Eads preferita a Boeing, in Usa è bufera

da Milano

Per il Presidente francese Nicolas Sarkozy si tratta di un successo storico. E in effetti non capita tutti i giorni che Eads, la casa madre francese di Airbus, riesca a sconfiggere Boeing, colosso Usa, negli Stati Uniti. Oltretutto non si tratta di una fornitura di apparecchi per qualche compagnia aerea privata. La gara che Eads ha appena vinto riguarda la fornitura di 179 aerei da rifornimento per l’Aeronautica militare Usa.

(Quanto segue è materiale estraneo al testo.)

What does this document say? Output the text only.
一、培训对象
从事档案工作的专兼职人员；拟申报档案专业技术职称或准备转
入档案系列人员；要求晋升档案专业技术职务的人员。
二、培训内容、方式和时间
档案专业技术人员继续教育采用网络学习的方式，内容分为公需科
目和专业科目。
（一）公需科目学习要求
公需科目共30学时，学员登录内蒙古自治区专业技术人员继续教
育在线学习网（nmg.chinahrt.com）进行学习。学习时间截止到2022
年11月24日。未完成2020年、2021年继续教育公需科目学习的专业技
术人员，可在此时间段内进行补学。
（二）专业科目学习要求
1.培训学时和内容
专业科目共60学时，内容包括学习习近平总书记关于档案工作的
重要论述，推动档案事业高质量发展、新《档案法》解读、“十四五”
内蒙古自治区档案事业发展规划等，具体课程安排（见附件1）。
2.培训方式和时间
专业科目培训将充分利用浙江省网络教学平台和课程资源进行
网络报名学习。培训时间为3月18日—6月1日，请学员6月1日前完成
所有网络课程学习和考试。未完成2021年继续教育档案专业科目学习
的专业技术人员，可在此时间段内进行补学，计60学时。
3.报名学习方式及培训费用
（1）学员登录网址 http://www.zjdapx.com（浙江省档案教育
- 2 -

E il Pentagono ha scelto il colosso aeronautico europeo, in consorzio con l’americana Northrop Grumman, assegnando una commessa del valore di 35-40 miliardi di dollari, circa 23-26 miliardi di euro. E così Louis Gallois, presidente di Eads dal luglio scorso, ha incassato i complimenti non solo di Sarkozy ma anche del premier François Fillon. Il contratto giunge in un momento difficile per le imprese aeronautiche europee, fortemente penalizzate dalla debolezza della moneta americana. Oltretutto Eads sta attraversando una fase piuttosto delicata di risanamento con la chiusura di alcuni stabilimenti e dei posti di lavoro. Per la società francese si tratta di una vittoria indubbiamente sorprendente e forse anche inattesa. E i motivi sono presto spiegati. Il mercato della difesa Usa è solitamente molto protezionista e non c’è dubbio che il supergigante di Seattle, ossia Boeing, fosse nettamente favorito. Il gruppo americano si era già aggiudicato parte del contratto (100 velivoli) nel 2003 nonostante l’offerta di Eads avesse un prezzo inferiore. Le vendita fu però annullata dal Congresso l’anno successivo in seguito a irregolarità riscontrate da una commissione d’inchiesta parlamentare.

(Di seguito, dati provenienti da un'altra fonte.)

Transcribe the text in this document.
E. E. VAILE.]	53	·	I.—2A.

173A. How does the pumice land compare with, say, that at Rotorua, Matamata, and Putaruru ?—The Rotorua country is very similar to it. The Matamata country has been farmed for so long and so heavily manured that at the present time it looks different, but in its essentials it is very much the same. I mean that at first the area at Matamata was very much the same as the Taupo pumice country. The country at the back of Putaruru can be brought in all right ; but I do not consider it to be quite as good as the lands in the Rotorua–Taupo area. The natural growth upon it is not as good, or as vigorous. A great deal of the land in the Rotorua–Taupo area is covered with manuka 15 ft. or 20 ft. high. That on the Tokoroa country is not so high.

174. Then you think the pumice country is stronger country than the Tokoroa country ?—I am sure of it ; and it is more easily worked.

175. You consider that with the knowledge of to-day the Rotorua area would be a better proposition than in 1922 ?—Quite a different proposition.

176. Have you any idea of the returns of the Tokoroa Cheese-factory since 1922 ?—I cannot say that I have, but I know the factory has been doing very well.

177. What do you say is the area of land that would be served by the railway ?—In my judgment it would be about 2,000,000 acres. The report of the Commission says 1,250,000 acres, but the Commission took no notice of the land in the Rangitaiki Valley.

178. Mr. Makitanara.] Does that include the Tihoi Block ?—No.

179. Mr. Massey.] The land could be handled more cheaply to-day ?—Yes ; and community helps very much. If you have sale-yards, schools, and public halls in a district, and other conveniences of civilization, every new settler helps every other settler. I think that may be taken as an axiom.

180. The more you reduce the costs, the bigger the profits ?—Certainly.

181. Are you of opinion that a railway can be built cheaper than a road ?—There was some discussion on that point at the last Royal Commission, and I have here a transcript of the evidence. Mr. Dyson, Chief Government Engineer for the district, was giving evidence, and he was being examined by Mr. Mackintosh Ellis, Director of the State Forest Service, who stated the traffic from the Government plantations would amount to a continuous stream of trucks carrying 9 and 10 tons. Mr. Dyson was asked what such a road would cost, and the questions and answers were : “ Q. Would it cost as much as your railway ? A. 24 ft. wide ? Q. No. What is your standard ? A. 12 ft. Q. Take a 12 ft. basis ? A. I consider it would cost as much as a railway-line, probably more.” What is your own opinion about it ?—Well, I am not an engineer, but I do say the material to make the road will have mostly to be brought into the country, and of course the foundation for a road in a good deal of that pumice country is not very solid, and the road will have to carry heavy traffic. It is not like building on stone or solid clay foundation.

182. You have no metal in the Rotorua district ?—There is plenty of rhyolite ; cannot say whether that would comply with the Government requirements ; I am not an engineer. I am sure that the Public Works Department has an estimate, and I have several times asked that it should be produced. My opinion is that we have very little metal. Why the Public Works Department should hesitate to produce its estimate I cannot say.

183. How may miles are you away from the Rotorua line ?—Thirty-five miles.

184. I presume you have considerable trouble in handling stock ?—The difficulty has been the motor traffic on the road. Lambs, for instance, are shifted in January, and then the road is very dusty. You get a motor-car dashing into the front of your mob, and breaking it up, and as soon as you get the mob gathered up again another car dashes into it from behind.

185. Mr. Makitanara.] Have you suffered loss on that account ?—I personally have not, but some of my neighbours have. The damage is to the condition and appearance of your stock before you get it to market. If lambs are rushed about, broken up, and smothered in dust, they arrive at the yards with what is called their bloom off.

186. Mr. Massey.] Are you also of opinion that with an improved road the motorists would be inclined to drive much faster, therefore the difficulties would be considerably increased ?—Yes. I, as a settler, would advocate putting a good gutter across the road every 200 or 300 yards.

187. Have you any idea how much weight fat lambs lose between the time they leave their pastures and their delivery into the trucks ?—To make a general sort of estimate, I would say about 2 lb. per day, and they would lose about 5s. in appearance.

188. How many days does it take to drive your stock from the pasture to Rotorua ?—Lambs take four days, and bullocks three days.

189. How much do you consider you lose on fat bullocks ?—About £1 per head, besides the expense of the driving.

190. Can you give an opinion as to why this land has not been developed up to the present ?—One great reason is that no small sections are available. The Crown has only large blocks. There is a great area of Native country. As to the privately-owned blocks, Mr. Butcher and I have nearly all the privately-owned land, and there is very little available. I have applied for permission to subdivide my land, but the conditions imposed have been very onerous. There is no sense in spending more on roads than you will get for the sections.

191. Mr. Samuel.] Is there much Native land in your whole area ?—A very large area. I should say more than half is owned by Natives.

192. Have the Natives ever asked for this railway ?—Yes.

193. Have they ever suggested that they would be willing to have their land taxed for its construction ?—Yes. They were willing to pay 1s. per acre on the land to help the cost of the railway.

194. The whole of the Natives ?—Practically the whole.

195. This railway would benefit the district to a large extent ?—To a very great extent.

Boeing, comunque, non demorde e ha già minacciato il ricorso alla Corte dei conti. Dello stesso tenore le dichiarazioni di alcuni parlamentari americani, indignati per la decisione del Pentagono: «Sono stupefatto che la produzione di questi aerei venga delocalizzata in Europa invece di essere realizzata negli Stati Uniti», ha detto il senatore repubblicano Sam Brownback. Hanno protestato anche i deputati e i senatori degli Stati di Washington e del Kansas: realtà territoriali che costituiscono la piattaforma produttiva di Boeing.
«Siamo sconcertati - si legge in una nota diffusa dai parlamentari - che si sia deciso di impiegare l’Airbus europeo e i suoi lavoratori per fornire gli aerei da rifornimento alle Forze armate degli Stati Uniti».